Experts: What Linux is doing wrong on the desktop

26.04.2006
As the speakers at this week's fourth annual Linux Desktop Summit in San Diego looked out onto their audiences, they couldn't help but notice that the number of attendees sporting t-shirts, sandals and bushy facial hair -- the stereotypical Linux movement diehards -- was much reduced from previous conferences.

The message they offered the crowds echoed the longtime desire among Linux fans to see the open-source operating system loosen the stranglehold Windows enjoys on the desktop. But this time that message was leavened with criticism of the Quixotic strategies Linux proponents and vendors still often rely on.

One of the biggest obstacles to acceptance of desktop Linux by corporate IT is the perception that proponents of the OS are, well, troublemakers, according to Rob Enderle, principal analyst with San Jose, Calif.-based The Enderle Group. "The closest thing you have to a union in IT are Apple users and Linux users," he said. "Nobody else revolts like that."

CIOs, for ease of management, generally prefer that employees all use the same operating system. The rule of thumb Enderle subscribes to is that support costs increase by the square of the number of platforms. So if a company runs two operating systems, support costs increase by 4 times. If a company runs Windows, Mac and Linux, support costs increase 9 times.

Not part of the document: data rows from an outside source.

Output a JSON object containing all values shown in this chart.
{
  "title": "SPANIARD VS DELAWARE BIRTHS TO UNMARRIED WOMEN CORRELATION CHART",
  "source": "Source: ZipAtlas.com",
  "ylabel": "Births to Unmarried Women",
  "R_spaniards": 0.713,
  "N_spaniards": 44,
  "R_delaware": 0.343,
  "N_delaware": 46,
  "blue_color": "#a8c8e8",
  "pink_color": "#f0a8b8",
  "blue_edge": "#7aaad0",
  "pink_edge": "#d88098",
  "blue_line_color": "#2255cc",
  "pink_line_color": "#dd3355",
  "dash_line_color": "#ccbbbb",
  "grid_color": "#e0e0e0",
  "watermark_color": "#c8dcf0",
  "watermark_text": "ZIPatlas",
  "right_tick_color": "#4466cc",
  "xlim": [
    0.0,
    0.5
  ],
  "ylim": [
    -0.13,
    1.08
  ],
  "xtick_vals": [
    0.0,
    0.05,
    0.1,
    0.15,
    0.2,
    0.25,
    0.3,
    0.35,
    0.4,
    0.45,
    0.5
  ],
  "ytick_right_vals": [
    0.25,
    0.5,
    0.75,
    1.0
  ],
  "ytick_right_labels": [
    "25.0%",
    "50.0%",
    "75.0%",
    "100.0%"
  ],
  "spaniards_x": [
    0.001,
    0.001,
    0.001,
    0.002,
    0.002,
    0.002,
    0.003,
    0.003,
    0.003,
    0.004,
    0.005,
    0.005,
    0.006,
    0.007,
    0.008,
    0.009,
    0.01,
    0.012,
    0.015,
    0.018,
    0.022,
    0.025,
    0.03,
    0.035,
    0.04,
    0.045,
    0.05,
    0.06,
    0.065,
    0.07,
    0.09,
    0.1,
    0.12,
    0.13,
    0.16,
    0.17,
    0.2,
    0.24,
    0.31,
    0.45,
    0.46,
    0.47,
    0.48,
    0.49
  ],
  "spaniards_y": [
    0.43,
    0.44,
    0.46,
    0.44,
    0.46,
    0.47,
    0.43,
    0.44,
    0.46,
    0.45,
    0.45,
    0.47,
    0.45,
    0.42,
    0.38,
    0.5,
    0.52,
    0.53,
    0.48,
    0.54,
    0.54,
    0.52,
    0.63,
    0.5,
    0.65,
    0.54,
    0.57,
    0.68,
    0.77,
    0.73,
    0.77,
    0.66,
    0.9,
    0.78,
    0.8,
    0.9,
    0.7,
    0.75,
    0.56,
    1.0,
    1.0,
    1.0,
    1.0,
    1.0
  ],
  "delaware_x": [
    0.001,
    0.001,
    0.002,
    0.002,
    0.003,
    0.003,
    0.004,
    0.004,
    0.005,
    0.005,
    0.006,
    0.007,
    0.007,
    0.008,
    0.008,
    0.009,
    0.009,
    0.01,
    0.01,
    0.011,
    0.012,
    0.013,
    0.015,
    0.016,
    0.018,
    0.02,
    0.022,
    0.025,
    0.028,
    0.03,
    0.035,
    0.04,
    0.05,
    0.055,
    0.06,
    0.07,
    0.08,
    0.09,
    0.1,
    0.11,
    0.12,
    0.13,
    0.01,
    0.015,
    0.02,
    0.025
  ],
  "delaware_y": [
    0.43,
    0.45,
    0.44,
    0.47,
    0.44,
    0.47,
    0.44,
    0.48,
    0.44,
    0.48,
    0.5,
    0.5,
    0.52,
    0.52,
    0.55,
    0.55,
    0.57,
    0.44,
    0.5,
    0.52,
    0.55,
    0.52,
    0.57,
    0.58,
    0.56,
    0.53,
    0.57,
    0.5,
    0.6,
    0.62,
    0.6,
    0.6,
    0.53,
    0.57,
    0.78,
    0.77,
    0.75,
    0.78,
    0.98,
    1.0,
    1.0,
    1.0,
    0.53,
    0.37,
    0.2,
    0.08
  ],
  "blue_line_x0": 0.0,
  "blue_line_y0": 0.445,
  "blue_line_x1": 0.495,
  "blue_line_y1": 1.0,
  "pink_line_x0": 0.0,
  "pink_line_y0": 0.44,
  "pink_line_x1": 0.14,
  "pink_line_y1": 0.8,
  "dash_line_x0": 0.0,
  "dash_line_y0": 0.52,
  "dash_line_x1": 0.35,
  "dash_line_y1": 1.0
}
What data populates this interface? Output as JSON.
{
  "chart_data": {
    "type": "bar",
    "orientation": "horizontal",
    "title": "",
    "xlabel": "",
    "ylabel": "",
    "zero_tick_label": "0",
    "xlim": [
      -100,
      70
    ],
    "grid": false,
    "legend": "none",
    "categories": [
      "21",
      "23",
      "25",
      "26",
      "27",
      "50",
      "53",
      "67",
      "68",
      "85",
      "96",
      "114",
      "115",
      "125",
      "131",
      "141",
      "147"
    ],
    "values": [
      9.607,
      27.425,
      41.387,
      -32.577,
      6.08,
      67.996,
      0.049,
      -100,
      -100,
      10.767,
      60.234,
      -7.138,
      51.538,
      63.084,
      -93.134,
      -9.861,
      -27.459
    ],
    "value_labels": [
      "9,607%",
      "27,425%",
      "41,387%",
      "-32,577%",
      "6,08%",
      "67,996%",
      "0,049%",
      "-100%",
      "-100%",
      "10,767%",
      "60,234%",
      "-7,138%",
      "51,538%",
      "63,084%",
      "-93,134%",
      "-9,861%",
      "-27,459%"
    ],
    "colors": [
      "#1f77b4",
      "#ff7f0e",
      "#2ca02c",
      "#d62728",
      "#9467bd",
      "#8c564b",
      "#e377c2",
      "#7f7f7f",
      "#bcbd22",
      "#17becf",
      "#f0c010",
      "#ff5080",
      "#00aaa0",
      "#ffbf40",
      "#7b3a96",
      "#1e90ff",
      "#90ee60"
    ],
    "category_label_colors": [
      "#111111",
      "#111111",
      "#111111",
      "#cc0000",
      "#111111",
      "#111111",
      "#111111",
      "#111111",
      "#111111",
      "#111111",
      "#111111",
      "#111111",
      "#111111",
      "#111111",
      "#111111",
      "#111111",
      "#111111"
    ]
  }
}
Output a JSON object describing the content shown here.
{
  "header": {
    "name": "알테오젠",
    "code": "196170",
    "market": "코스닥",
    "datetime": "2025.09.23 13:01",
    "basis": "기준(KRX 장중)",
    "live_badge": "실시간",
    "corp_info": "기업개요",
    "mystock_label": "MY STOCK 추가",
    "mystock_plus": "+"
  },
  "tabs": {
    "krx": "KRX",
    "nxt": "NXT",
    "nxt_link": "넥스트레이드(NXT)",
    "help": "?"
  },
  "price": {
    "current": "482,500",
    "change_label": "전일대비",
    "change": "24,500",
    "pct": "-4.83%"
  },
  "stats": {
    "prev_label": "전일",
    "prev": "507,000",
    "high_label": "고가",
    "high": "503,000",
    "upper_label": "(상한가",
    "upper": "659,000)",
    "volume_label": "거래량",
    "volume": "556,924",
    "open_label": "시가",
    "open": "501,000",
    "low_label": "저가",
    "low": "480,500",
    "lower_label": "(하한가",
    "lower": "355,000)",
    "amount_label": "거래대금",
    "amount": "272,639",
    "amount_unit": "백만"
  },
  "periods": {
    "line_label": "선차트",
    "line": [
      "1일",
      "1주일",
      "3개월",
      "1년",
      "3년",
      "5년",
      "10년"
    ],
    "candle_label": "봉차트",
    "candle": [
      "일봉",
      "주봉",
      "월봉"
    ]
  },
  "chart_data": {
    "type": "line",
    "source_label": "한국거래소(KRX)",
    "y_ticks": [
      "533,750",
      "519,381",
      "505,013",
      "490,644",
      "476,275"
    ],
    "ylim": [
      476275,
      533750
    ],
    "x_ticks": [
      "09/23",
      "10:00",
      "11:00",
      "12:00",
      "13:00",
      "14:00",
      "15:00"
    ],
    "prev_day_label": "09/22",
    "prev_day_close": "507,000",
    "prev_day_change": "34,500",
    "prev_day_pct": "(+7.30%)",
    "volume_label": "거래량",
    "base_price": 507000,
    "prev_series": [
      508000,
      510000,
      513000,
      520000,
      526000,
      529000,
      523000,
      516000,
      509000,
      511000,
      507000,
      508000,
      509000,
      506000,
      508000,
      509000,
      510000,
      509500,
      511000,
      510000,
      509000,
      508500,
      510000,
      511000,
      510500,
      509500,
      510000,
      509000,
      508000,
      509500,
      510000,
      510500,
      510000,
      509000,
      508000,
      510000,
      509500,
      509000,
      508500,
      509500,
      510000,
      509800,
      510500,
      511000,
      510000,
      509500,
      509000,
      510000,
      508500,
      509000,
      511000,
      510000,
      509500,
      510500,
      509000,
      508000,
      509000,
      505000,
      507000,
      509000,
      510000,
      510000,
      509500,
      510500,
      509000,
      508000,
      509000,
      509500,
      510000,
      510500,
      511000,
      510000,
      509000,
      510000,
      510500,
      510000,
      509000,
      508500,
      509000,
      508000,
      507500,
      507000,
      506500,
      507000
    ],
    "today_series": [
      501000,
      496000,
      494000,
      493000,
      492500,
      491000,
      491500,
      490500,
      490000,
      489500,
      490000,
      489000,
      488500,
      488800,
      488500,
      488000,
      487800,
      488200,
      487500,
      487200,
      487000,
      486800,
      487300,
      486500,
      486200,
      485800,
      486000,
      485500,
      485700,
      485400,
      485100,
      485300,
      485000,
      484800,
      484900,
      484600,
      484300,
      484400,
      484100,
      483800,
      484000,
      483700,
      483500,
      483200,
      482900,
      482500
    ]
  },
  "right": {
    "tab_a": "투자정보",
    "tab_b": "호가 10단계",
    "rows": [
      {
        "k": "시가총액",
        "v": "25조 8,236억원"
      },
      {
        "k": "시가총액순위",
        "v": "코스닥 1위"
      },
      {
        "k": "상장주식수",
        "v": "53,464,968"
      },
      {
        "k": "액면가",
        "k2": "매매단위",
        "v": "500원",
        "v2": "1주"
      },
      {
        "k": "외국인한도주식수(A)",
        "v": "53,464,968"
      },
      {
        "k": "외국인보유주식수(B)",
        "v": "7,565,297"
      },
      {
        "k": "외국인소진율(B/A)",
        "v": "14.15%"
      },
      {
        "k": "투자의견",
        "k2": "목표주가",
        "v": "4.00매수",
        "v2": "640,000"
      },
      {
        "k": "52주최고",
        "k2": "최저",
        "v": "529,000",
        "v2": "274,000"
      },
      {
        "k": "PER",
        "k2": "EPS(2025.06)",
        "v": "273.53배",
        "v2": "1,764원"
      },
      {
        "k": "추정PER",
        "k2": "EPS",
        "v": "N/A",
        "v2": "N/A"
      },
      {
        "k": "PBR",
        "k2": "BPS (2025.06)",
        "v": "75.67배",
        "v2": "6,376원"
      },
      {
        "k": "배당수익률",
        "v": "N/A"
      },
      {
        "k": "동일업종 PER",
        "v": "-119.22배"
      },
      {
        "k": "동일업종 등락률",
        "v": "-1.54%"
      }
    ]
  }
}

But whenever CIOs openly try to consolidate operating systems, they run into pockets of resistance from diehards who say "nasty things and threaten to quit." Faced with that, most CIOs will simply try to limit the growth of Mac and Linux desktop systems "to maintain some respect and decorum, as well as keep their own jobs."

Nine million Linux PCs are expected to be shipped this year, according to IDC, growing to 17 million in 2008. While less than 4 percent of PCs expected to be sold in North and South America in 2008 will come with Linux, about 9 percent in the Asia-Pacific and Europe, Middle East and African regions will be.